In the 1990s, the rivals briefly adopted a tradition in which the losing team served the winning team during a meal at Roscoe’s House of Chicken and Waffles. Night games started being held at Crenshaw in 2003.

Advertisement

Though the Cougars have won six of the last 10 meetings, including the playoffs, there was a stretch in the 1980s when Dorsey dominated the series.

Edison vs.

Fountain Valley

The fiercest public school rivalry in Orange County was a product of suburban sprawl.

Edison and Fountain Valley opened three years apart in the 1960s with campus buildings that were strikingly similar. The Chargers upset the more established Barons in the first meeting in 1969, and bitterness between the schools intensified over the years.

“You grow up disliking that team your whole life and then when you finally get there, it’s huge,” said Gane, the Edison lineman who was cleared to play in the rivalry for the first time this season after a bone-marrow transplant.

The rivalry has generated many pranks, including debris dumped in each school’s swimming pool and pingpong balls inscribed with “Beat Edison” dropped from helicopters over the Huntington Beach campus. Each school also sponsors dress-up days in which students pose as nerds from their rival campus.

John Shipp said that when he started coaching at Fountain Valley in 2004, the mandate on campus was clear: He could go 1-9 -- as long as he beat Edison.

The Barons defeated the Chargers in Shipp’s first season, meaning the bell that goes to the winner of the game could rest on a coffee table in the entry of Fountain Valley’s administration building.

Advertisement

In 2005, the bell returned to Edison, its home for most of the rivalry; the Chargers lead the series, 26-14-1.

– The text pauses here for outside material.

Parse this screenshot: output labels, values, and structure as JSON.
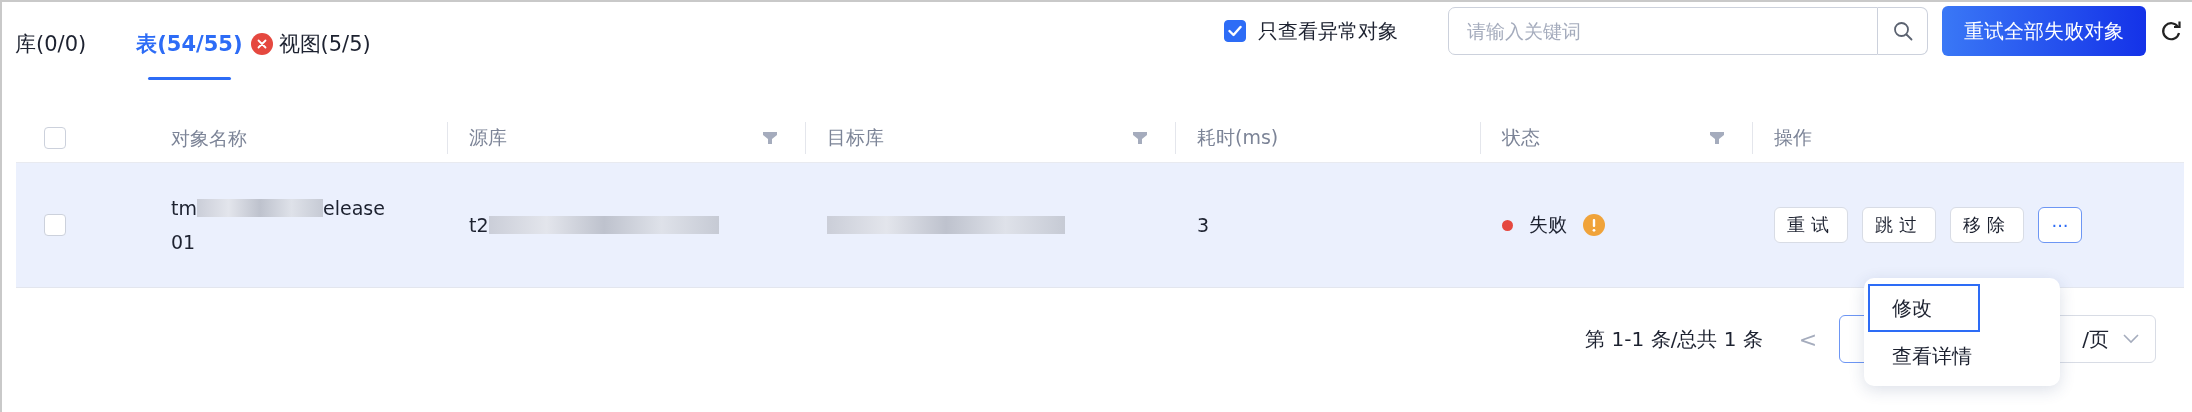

Gane watched Edison pull out a 14-7 victory last year from a hillside patio at Orange Coast College. After the game, he defied his doctors’ orders and approached his teammates on the field.

The Edison cheering section noticed the masked teenager and started chanting his name, prompting teammates to hoist Gane on their shoulders.

“It was either I disobey my doctors or listen to the thousands of people in the crowd,” Gane said of letting his teammates pick him up. “I broke down to peer pressure.”

These rivalries can make you do that.